I took my elderly aunt (was 89 then), we drove into the city, parked the car across from the Manhatten Club (no in&out priviledges was WAY cheaper) and took cabs. She LOVED the vibe, the memories it brought back and the change of pace.


----------



## Caligirlfrtx (Jan 21, 2019)

Is it true that MC charges a $600 deposit to stay there on trade?


----------



## Janann (Jan 21, 2019)

Caligirlfrtx said:


> Is it true that MC charges a $600 deposit to stay there on trade?



Yes.  I just looked up my April 2019 Manhattan Club reservation, and here is what it says:

*Mandatory Fees/Deposit*
Security deposit is 600.00 U.S. dollars. Cash or Credit is accepted. Security Deposit collected at check in.

Service Charge fee is 54.51 U.S. dollars. Only Credit Cards accepted Per day confirmed on original booking; not per days actually stayed.


----------



## Caligirlfrtx (Jan 22, 2019)

Is it just me or are those fees a bit outrageous


----------



## escanoe (Jan 22, 2019)

Caligirlfrtx said:


> Is it just me or are those fees a bit outrageous



I am sure a lot of people think they are. That said, it is NYC and their deposits on RCI don’t linger around for long.


----------



## Tamaradarann (Jan 22, 2019)

Caligirlfrtx said:


> Is it just me or are those fees a bit outrageous



I don't care about the deposit, it could be $6000 since I have plenty of credit line on my credit card, however, they keep the 54.51 resort fee so that is what is outrageous.  As others have said on TUG this resort has a very gray past with the previous management company and high maintenance fees hopefully Bluegreen can cleanup their act.


----------



## JulieAB (Feb 4, 2019)

I just got an OGS match for a 1 bedroom first week of June at TMC.  I'm feeling nervous about taking it!  I have a 14 year old son and 8 year old daughter.  I hope the sofa bed isn't miserable.  And RCI says the room has a 3/4 fridge with freezer but it seems reviews are just a mini-fridge?
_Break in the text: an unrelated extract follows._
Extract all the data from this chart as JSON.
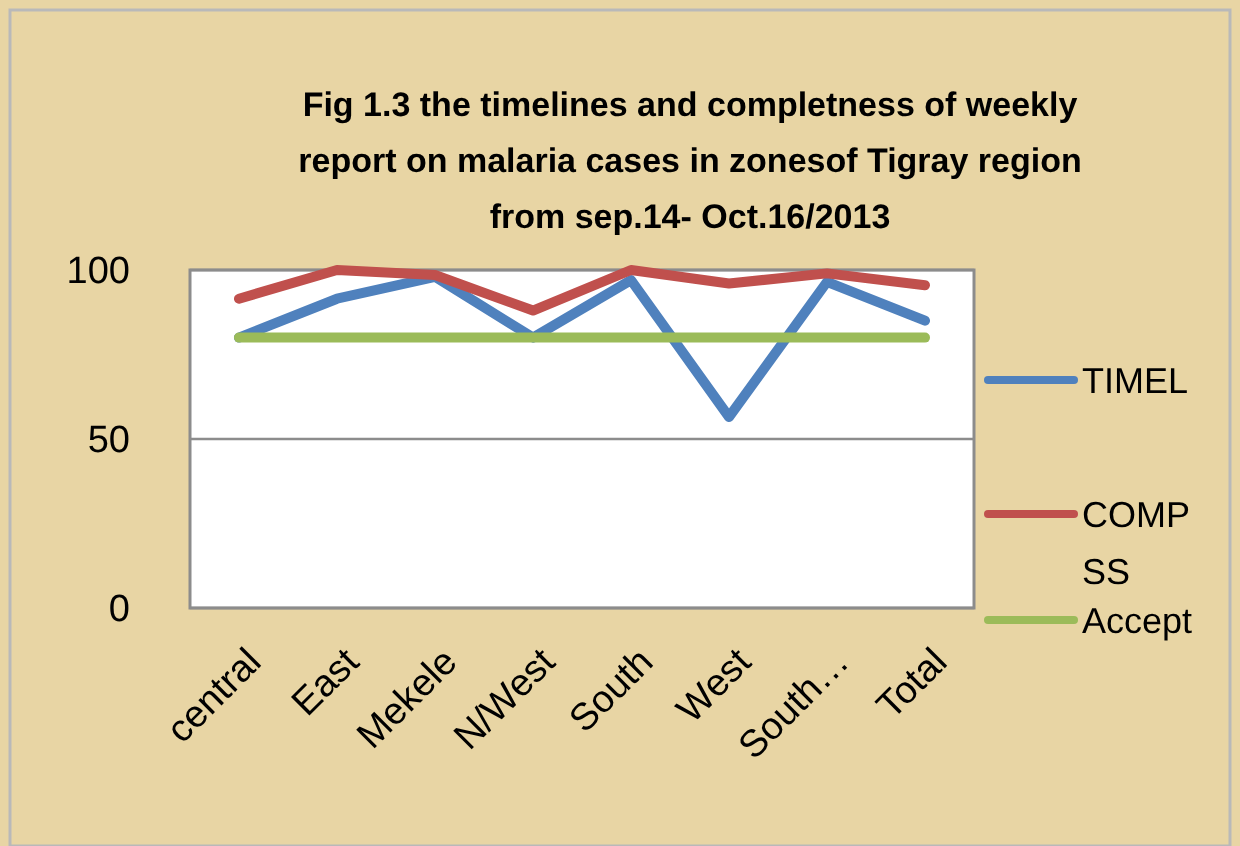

Ugh, should we take it??  I have a hard time going outside my comfort zones (hawaii, disney, and socal)!


----------



## Denise L (Feb 4, 2019)

JulieAB said:


> I just got an OGS match for a 1 bedroom first week of June at TMC.  I'm feeling nervous about taking it!  I have a 14 year old son and 8 year old daughter.  I hope the sofa bed isn't miserable.  And RCI says the room has a 3/4 fridge with freezer but it seems reviews are just a mini-fridge?
> 
> Ugh, should we take it??  I have a hard time going outside my comfort zones (hawaii, disney, and socal)!
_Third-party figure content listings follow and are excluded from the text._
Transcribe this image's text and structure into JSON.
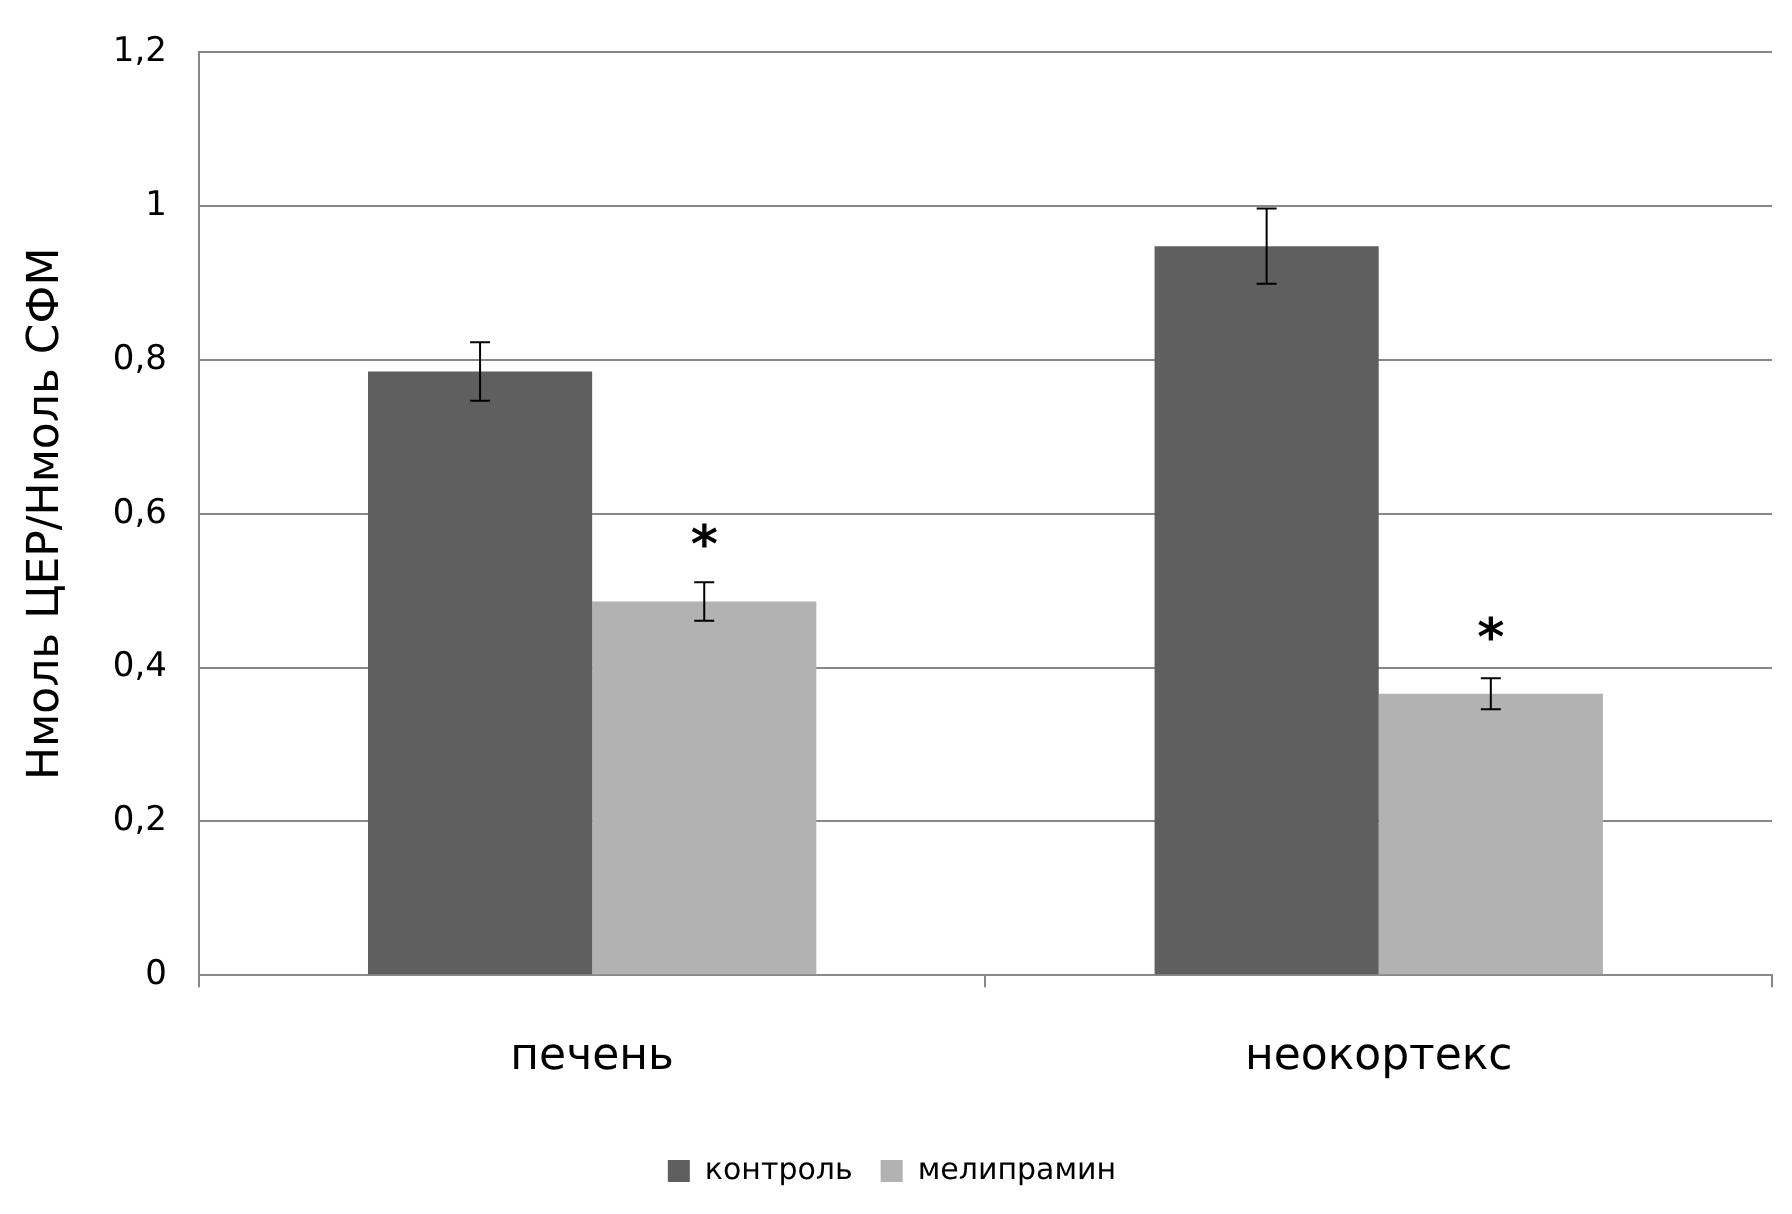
{
  "chart_data": {
    "type": "bar",
    "ylabel": "Нмоль ЦЕР/Нмоль СФМ",
    "categories": [
      "печень",
      "неокортекс"
    ],
    "series": [
      {
        "name": "контроль",
        "color": "#5f5f5f",
        "values": [
          0.785,
          0.948
        ],
        "errors": [
          0.038,
          0.049
        ]
      },
      {
        "name": "мелипрамин",
        "color": "#b2b2b2",
        "values": [
          0.486,
          0.366
        ],
        "errors": [
          0.025,
          0.02
        ]
      }
    ],
    "ylim": [
      0,
      1.2
    ],
    "yticks": [
      0,
      {
        "value": 0.2,
        "label": "0,2"
      },
      {
        "value": 0.4,
        "label": "0,4"
      },
      {
        "value": 0.6,
        "label": "0,6"
      },
      {
        "value": 0.8,
        "label": "0,8"
      },
      1,
      {
        "value": 1.2,
        "label": "1,2"
      }
    ],
    "grid": "y",
    "legend": "bottom",
    "annotations": [
      {
        "text": "*",
        "x": "печень",
        "y": 0.57
      },
      {
        "text": "*",
        "x": "неокортекс",
        "y": 0.45
      }
    ]
  }
}
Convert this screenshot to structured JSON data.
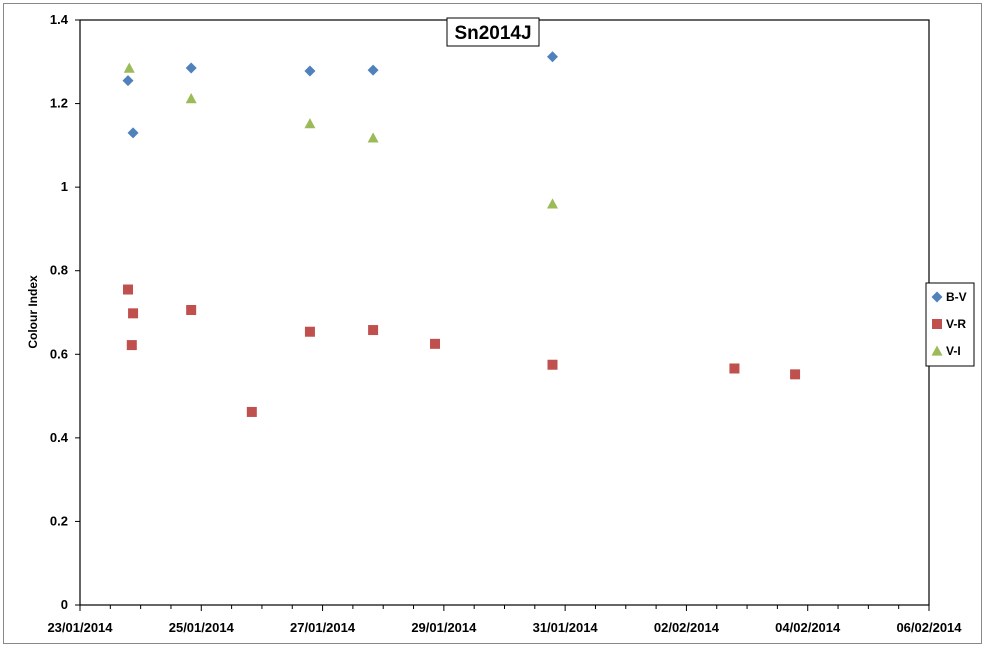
{
  "chart_data": {
    "type": "scatter",
    "title": "Sn2014J",
    "xlabel": "",
    "ylabel": "Colour Index",
    "ylim": [
      0,
      1.4
    ],
    "yticks": [
      "0",
      "0.2",
      "0.4",
      "0.6",
      "0.8",
      "1",
      "1.2",
      "1.4"
    ],
    "xlim": [
      "2014-01-23",
      "2014-02-06"
    ],
    "xticks": [
      "23/01/2014",
      "25/01/2014",
      "27/01/2014",
      "29/01/2014",
      "31/01/2014",
      "02/02/2014",
      "04/02/2014",
      "06/02/2014"
    ],
    "grid": false,
    "legend_position": "right",
    "series": [
      {
        "name": "B-V",
        "marker": "diamond",
        "color": "#4F81BD",
        "points": [
          {
            "x": "2014-01-23T19:00",
            "y": 1.255
          },
          {
            "x": "2014-01-23T21:00",
            "y": 1.13
          },
          {
            "x": "2014-01-24T20:00",
            "y": 1.285
          },
          {
            "x": "2014-01-26T19:00",
            "y": 1.278
          },
          {
            "x": "2014-01-27T20:00",
            "y": 1.28
          },
          {
            "x": "2014-01-30T19:00",
            "y": 1.312
          }
        ]
      },
      {
        "name": "V-R",
        "marker": "square",
        "color": "#C0504D",
        "points": [
          {
            "x": "2014-01-23T19:00",
            "y": 0.755
          },
          {
            "x": "2014-01-23T21:00",
            "y": 0.698
          },
          {
            "x": "2014-01-23T20:30",
            "y": 0.622
          },
          {
            "x": "2014-01-24T20:00",
            "y": 0.706
          },
          {
            "x": "2014-01-25T20:00",
            "y": 0.462
          },
          {
            "x": "2014-01-26T19:00",
            "y": 0.654
          },
          {
            "x": "2014-01-27T20:00",
            "y": 0.658
          },
          {
            "x": "2014-01-28T20:30",
            "y": 0.625
          },
          {
            "x": "2014-01-30T19:00",
            "y": 0.575
          },
          {
            "x": "2014-02-02T19:00",
            "y": 0.566
          },
          {
            "x": "2014-02-03T19:00",
            "y": 0.552
          }
        ]
      },
      {
        "name": "V-I",
        "marker": "triangle",
        "color": "#9BBB59",
        "points": [
          {
            "x": "2014-01-23T19:30",
            "y": 1.285
          },
          {
            "x": "2014-01-24T20:00",
            "y": 1.212
          },
          {
            "x": "2014-01-26T19:00",
            "y": 1.152
          },
          {
            "x": "2014-01-27T20:00",
            "y": 1.118
          },
          {
            "x": "2014-01-30T19:00",
            "y": 0.96
          }
        ]
      }
    ]
  }
}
How many of you total, 3?  I've never stayed in a one bedroom there, but I thought that the studio sized unit I had in 2015 was nice, and it had a microwave, sink, and mini-fridge.  I'm sure that the one bedroom is even more roomy.


----------



## JulieAB (Feb 4, 2019)

Denise L said:


> How many of you total, 3?  I've never stayed in a one bedroom there, but I thought that the studio sized unit I had in 2015 was nice, and it had a microwave, sink, and mini-fridge.  I'm sure that the one bedroom is even more roomy.
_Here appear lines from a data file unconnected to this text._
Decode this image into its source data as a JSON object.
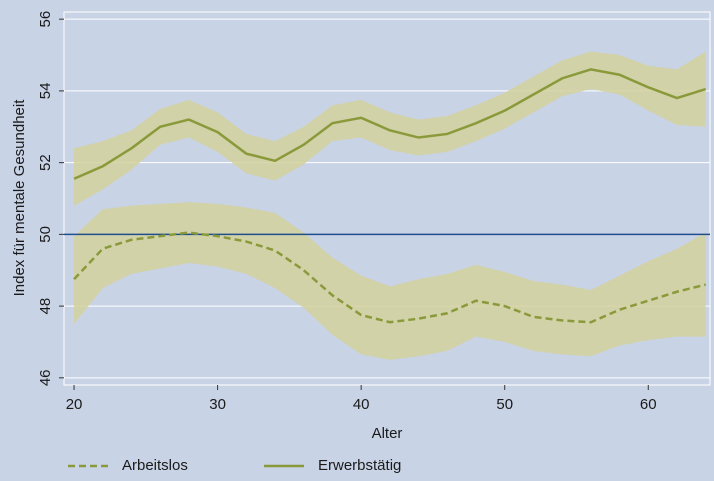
{
  "chart_data": {
    "type": "line",
    "xlabel": "Alter",
    "ylabel": "Index für mentale Gesundheit",
    "x": [
      20,
      22,
      24,
      26,
      28,
      30,
      32,
      34,
      36,
      38,
      40,
      42,
      44,
      46,
      48,
      50,
      52,
      54,
      56,
      58,
      60,
      62,
      64
    ],
    "xlim": [
      19.3,
      64.3
    ],
    "xticks": [
      20,
      30,
      40,
      50,
      60
    ],
    "ylim": [
      45.8,
      56.2
    ],
    "yticks": [
      46,
      48,
      50,
      52,
      54,
      56
    ],
    "grid": true,
    "band_color": "#d4d19c",
    "line_color_note_free": null,
    "reference_line": {
      "value": 50,
      "color": "#1f4e8c"
    },
    "series": [
      {
        "name": "Arbeitslos",
        "color": "#8a9a3b",
        "dashed": true,
        "values": [
          48.75,
          49.6,
          49.85,
          49.95,
          50.05,
          49.95,
          49.8,
          49.55,
          49.0,
          48.3,
          47.75,
          47.55,
          47.65,
          47.8,
          48.15,
          48.0,
          47.7,
          47.6,
          47.55,
          47.9,
          48.15,
          48.4,
          48.6
        ],
        "upper": [
          49.95,
          50.7,
          50.8,
          50.85,
          50.9,
          50.85,
          50.75,
          50.6,
          50.05,
          49.35,
          48.85,
          48.55,
          48.75,
          48.9,
          49.15,
          48.95,
          48.7,
          48.6,
          48.45,
          48.85,
          49.25,
          49.6,
          50.05
        ],
        "lower": [
          47.5,
          48.5,
          48.9,
          49.05,
          49.2,
          49.1,
          48.9,
          48.5,
          47.95,
          47.2,
          46.65,
          46.5,
          46.6,
          46.75,
          47.15,
          47.0,
          46.75,
          46.65,
          46.6,
          46.9,
          47.05,
          47.15,
          47.15
        ]
      },
      {
        "name": "Erwerbstätig",
        "color": "#8a9a3b",
        "dashed": false,
        "values": [
          51.55,
          51.9,
          52.4,
          53.0,
          53.2,
          52.85,
          52.25,
          52.05,
          52.5,
          53.1,
          53.25,
          52.9,
          52.7,
          52.8,
          53.1,
          53.45,
          53.9,
          54.35,
          54.6,
          54.45,
          54.1,
          53.8,
          54.05
        ],
        "upper": [
          52.4,
          52.6,
          52.9,
          53.5,
          53.75,
          53.4,
          52.8,
          52.6,
          53.0,
          53.6,
          53.75,
          53.4,
          53.2,
          53.3,
          53.6,
          53.95,
          54.4,
          54.85,
          55.1,
          55.0,
          54.7,
          54.6,
          55.1
        ],
        "lower": [
          50.8,
          51.25,
          51.8,
          52.5,
          52.7,
          52.3,
          51.7,
          51.5,
          51.95,
          52.6,
          52.7,
          52.35,
          52.2,
          52.3,
          52.6,
          52.95,
          53.4,
          53.85,
          54.05,
          53.9,
          53.45,
          53.05,
          53.0
        ]
      }
    ]
  }
}
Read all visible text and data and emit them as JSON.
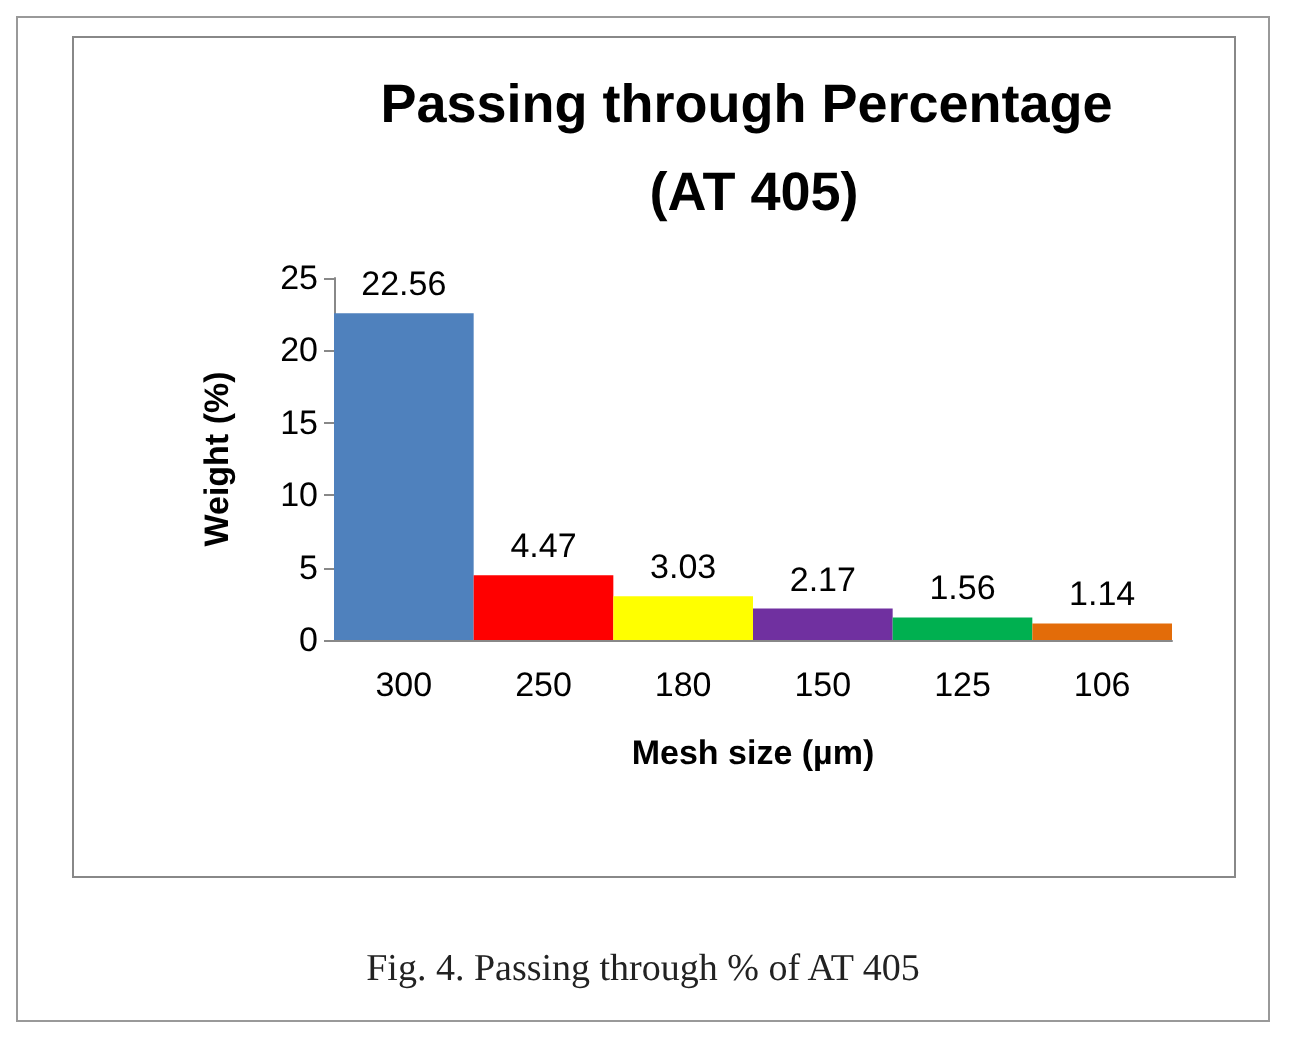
{
  "chart_data": {
    "type": "bar",
    "title": "Passing through Percentage (AT 405)",
    "xlabel": "Mesh size (µm)",
    "ylabel": "Weight (%)",
    "categories": [
      "300",
      "250",
      "180",
      "150",
      "125",
      "106"
    ],
    "values": [
      22.56,
      4.47,
      3.03,
      2.17,
      1.56,
      1.14
    ],
    "colors": [
      "#4f81bd",
      "#ff0000",
      "#ffff00",
      "#7030a0",
      "#00b050",
      "#e36c09"
    ],
    "ylim": [
      0,
      25
    ],
    "yticks": [
      0,
      5,
      10,
      15,
      20,
      25
    ],
    "grid": false,
    "data_labels": true,
    "annotations": [
      "Fig. 4. Passing through % of AT 405"
    ]
  }
}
We have 4.  I think the 1 bedroom has 2 bathrooms.


----------



## e.bram (Feb 4, 2019)

ANYTIME!!!!!!!


----------



## Free2Roam (Feb 4, 2019)

I stayed in a 1bdrm a few years ago with my 3 kids (all in their 20s). We were comfortable enough... and I don't recall complaints about the sofabed. It was nice having 2 bathrooms. We didn't spend a lot of time in the room...it was a long weekend getaway with a full schedule!


----------



## escanoe (Feb 4, 2019)

JulieAB said:


> We have 4.  I think the 1 bedroom has 2 bathrooms.



The way I read room details from the RCI website, it would just have a full bathroom. I agree it is interesting that all rooms are listed as having a "3/4 fridge with freezer" yet the reports are they have mini-fridges. I recently had a 3/4ths fridge in Williamsburg, and I would not mistake it for a mini-fridge.

I am looking forward to our family staying in a one bedroom there Memorial Day weekend.


----------